CMS' Lori Anderson promised to review CMS' Q&A guidance on the issue to try to help hospices figure out how to count inpatient visits accurately.

An out: CMS also reissued the transmittal (CR 5567) requiring hospice visit data on claims. It now includes a statement saying CMS requires the data for research purposes only, not for payment, Gehne said. That should let hospices off the hook for any False Claims Act liability related to inaccurate visit reporting.

Homebound status. CMS reiterated that homebound status for patients must be considered on a case by case basis. Palmetto recently pulled back a medical review article stating that driving would disqualify a patient for the home care benefit (see Eli's HCW, Vol.

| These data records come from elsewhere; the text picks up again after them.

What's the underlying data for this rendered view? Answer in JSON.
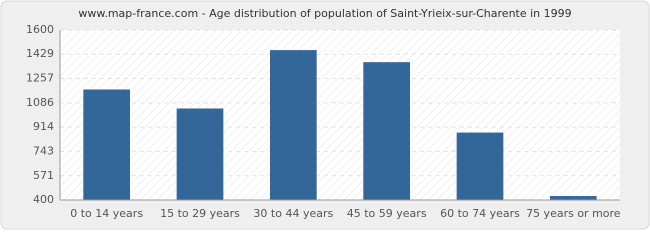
{
  "chart_data": {
    "type": "bar",
    "title": "www.map-france.com - Age distribution of population of Saint-Yrieix-sur-Charente in 1999",
    "categories": [
      "0 to 14 years",
      "15 to 29 years",
      "30 to 44 years",
      "45 to 59 years",
      "60 to 74 years",
      "75 years or more"
    ],
    "values": [
      1180,
      1046,
      1458,
      1373,
      876,
      428
    ],
    "color": "#336699",
    "ylim": [
      400,
      1600
    ],
    "yticks": [
      400,
      571,
      743,
      914,
      1086,
      1257,
      1429,
      1600
    ],
    "grid": true
  }
}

XVII, No. 3).

But if your patient drives, you'll certainly have your work cut out for you in defending her eligibility. "If the net effect of driving indicates that the individual has the capacity to get their health care routinely outside of the home, then it could challenge their eligibility," CMS' Katie Lucas said in the forum, reading from a letter the agency sent to the National Association for Home Care & Hospice. "The fact that a patient is fit enough to drive raises questions as to whether the basic statutory requirement is met."

Enrollment. Some home care providers are seeing major delays to their enrollment paperwork at the CMS Regional Office level, reported NAHC's Denise Bonn. CMS will look into the issue, staffers said.

Hospice budget neutrality rule. A CMS proposed rule implementing President Bush's administrative proposal to strip $2.29 billion from hospice payments over five years is in the clearance process, said CMS' Randy Throndset in response to a question from Larson-Allen's Ron Clitherow.

"Keep your eyes peeled over the next few months and you should be seeing something," Throndset told attendees. CMS recently announced the budget measure, to the surprise of many in the industry (see Eli's HCW, Vol. XVII, No. 8).